Luis Serrano's talk presenting the huge amount of diverse data captured describing one small bacterium. Spent a lot of time demonstrating that mRNA and protein levels are not correlated, but this is well known at this stage.

Michaela de Clare and Annette Alcasabas presented focussed combination of modelling and experimental work on a switchable tetraploid yeast system where each of 4 copies of relevant genes can be switched on and off at will, giving haploid, diploid, triploid and tetraploid yeast, a sort of more controlled method of overexpression, together with modelling work predicting mutant growth rates and comparisons of predicted and observed rates.

Douglas Murray presented a continuous yeast culture system, allowing the culture to remain out of stationary phase, but for cell concentrations to remain constant. These cells begin to oscillate in oxygen uptake, growth and transcription with a period of about 40 mins. He uses his observations to validate the Manchester yeast metabolism model.

Franziska Matthaeus described work on the tumble-run decision in bacteria. Exponentially distributed run lengths gives a random walk but power-law distributed run lengths can give a Levy walk which is qualitatively different and explores space more rapidly. Can construct power-law distribution from the sum of exponential distributions with different parameters. Showed that Gaussian parameter distribution gives power-law run-length distribution therefore better space-coverage, therefore example of noise giving selective advantage. Showed great 2D simulations of bacteria motion in response to nutrient gradient (random walk slower but more adaptive and precise than Levy walk) and discussed mechanisms underlying run-length distributions.

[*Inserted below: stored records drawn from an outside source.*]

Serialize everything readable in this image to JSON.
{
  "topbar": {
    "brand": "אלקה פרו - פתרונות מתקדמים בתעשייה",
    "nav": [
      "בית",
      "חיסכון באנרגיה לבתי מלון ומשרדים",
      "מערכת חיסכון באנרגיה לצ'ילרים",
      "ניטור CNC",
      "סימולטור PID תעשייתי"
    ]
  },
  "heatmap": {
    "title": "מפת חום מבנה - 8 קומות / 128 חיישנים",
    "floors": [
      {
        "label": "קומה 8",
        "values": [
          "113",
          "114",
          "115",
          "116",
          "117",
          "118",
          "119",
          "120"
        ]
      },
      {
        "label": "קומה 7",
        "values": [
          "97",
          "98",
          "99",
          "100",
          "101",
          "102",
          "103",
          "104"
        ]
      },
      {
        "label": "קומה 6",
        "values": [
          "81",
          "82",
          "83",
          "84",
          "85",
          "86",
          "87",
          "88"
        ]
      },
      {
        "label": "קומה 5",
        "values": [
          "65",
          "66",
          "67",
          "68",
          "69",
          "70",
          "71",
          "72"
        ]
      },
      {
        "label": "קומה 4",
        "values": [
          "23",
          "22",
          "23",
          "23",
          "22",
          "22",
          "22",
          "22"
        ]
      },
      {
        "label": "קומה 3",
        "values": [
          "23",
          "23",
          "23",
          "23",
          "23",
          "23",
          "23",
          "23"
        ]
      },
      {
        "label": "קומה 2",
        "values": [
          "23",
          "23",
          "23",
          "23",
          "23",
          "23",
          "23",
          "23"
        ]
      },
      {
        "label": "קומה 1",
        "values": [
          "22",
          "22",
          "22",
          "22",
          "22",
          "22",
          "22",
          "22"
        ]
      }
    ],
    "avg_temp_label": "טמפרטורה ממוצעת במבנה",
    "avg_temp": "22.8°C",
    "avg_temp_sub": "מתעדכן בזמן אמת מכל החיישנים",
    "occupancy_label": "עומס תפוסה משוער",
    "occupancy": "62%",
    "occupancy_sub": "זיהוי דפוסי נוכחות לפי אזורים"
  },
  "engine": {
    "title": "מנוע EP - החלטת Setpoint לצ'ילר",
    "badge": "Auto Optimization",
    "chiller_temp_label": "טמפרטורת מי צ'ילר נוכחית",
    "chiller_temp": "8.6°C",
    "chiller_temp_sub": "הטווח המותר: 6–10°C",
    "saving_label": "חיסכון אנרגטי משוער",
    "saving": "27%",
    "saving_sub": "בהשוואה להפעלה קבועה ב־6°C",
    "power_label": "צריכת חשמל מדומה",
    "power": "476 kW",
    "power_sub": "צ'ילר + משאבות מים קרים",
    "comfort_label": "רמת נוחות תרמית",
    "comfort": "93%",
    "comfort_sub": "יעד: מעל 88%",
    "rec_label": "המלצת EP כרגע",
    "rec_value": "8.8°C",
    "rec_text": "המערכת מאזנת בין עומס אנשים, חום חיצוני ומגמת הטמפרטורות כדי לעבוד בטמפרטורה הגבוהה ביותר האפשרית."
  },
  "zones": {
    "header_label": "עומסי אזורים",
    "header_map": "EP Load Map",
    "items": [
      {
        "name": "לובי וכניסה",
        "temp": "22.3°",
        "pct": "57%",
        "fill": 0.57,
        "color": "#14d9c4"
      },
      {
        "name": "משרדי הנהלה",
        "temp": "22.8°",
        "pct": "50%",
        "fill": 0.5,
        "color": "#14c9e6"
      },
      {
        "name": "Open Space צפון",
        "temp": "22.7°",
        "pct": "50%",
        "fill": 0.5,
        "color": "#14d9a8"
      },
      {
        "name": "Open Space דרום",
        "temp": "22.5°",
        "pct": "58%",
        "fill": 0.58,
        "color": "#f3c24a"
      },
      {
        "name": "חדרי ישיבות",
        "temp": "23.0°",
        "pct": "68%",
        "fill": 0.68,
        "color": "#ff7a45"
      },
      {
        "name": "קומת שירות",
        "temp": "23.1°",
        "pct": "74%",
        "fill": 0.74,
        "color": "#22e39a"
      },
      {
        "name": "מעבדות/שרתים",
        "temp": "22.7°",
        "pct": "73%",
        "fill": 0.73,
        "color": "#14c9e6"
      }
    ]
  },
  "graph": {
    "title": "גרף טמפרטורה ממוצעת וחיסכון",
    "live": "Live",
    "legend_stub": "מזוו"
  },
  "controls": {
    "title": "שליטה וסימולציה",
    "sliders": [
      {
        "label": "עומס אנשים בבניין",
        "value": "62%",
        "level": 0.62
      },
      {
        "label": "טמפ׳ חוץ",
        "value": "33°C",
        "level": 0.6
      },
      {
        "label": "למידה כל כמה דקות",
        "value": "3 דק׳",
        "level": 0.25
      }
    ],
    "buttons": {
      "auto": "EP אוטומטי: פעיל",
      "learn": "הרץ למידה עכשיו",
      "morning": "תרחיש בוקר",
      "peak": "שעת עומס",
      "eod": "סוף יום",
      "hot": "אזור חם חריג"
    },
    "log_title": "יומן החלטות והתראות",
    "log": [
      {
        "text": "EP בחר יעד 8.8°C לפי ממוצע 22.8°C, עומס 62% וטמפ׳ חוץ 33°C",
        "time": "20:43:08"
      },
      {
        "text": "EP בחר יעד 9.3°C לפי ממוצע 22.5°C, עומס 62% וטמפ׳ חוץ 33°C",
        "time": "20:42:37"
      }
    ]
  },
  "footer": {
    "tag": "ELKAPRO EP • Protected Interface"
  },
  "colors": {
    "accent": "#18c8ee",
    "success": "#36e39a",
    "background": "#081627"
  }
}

Darren Wilkinson presented work demonstrating the importance of modelling the measurement process when using GFP tags to infer stochastic model parameters. Measuring protein levels directly is best, but not practical. Modelling connection between GFP observations is the way to do things. The alternative (common) way to proceed is to use GFP as a surrogate for protein, with perhaps a fixed proportionality confusing the two. This gives poor results since you are lumping measurement error and intrinsic model stochasticity together, when they are in fact independent. The relation between GFP and protein levels was a pretty major theme throughout the meeting.